Hal itu ditegaskan Wakil Ketua DPRD Kabupaten Mojokerto Subandi. Menurutnya, konsultasi ke Kemendagri ini untuk mempertanyakan proses peningkatan status dari nonaktif menjadi bupati yang diberhentikan. Selain itu, kata dia, yang cukup penting untuk dipertegas dalam pertemuan nanti, yakni kekosongan kursi wakil bupati. ’’Apakah masih perlu dilakukan pengisian atau tidak,’’ jelasnya.

Kepastian itu dibutuhkan lantaran munculnya surat dari Pengadilan Tipikor, Surabaya, tentang status perkara MKP yang telah inkracht sejak awal Juli lalu. ’’Apakah dihitung sejak inkracht atau sejak naiknya wabup ini menjadi bupati,’’ tambah politisi Golkar ini. Jika dihitung sejak kasus yang menimpa MKP dinyatakan inkracht, maka sisa masa jabatan masih mencapai 19 bulan. Sementara, jika dihitung sejak kekosongan kursi wabup, maka hanya tersisa 16 bulan.

Sementara itu, Kabag Administrasi Pemerintahan Setdakab Mojokerto Rahmat Suhariyono, mengatakan, proses perhitungan sisa masa jabatan wabup, dimulai sejak terjadinya kekosongan.
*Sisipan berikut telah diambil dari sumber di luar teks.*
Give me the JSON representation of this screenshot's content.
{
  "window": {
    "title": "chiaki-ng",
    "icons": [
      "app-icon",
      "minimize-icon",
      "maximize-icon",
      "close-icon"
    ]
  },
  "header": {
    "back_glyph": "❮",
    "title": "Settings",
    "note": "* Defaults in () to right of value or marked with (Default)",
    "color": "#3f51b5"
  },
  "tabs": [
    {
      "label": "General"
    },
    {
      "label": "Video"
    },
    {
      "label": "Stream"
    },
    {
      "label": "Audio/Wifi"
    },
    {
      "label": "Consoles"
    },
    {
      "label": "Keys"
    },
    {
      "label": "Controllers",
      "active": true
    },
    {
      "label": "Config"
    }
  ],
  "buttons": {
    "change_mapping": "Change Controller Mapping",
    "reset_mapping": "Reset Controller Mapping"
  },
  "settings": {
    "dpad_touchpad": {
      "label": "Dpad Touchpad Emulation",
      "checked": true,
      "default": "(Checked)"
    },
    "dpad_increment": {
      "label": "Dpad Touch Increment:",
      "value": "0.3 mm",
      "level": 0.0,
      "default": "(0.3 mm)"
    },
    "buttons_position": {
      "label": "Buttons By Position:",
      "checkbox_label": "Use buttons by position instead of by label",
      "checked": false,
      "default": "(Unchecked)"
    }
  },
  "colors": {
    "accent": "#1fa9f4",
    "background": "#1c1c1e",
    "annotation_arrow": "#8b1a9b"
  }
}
Ia pun mengutip pasal 176 UU 10 tahun 2016 tentang Perubahan Kedua Undang-Undang Nomor 1 Tahun 2015 Tentang Penetapan Peraturan Pemerintah Pengganti Undang-Undang Nomor 1 Tahun 2014 tentang Pemilihan Gubernur, Bupati, dan Wali Kota Menjadi Undang-Undang.

Di ayat 4 diterangkan, pengisian kekosongan jabatan wakil gubernur, wakil bupati, dan wakil walikota dilakukan jika sisa masa jabatannya lebih dari 18 bulan, terhitung sejak kosongnya jabatan tersebut. ’’Nah, kalau status wabup naik menjadi bupati,  sejak itulah kekosongan itu dihitung,’’ tandasnya singkat.

Sebelumnya, Pemkab Mojokerto telah menerima salinan putusan perkara yang membelit MKP akhir pekan lalu. Tak butuh waktu lama. Pemda melakukan konsultasi ke Gubernur Jatim dan Kemendagri. Konsultasi dimaksudkan untuk mempertegas sikap Kemendagri yang seharusnya segera memberhentikan MKP secara tetap dari status sebelumnya yang hanya nonaktif. Di samping itu, sempat mencuat wacana pengisian kursi wabup setelah MKP tersandung kasus suap izin tower senilai Rp 2,75 miliar. Sejumlah nama pun muncul sebagai kandidat wabup jika Pungkasiadi diangkat sebagai bupati. Di antaranya, Ikfina Kamal Pasa, istri MKP, politisi Golkar Yusuf Husni hingga Winajat.

Namun, wacana itu meredam akibat proses persidangan kasus MKP yang berlarut-larut dan tak menemukan kepastian. Termasuk upaya banding dan kasasi yang otomatis menunda pemberhentian tetap MKP dari jabatan bupati.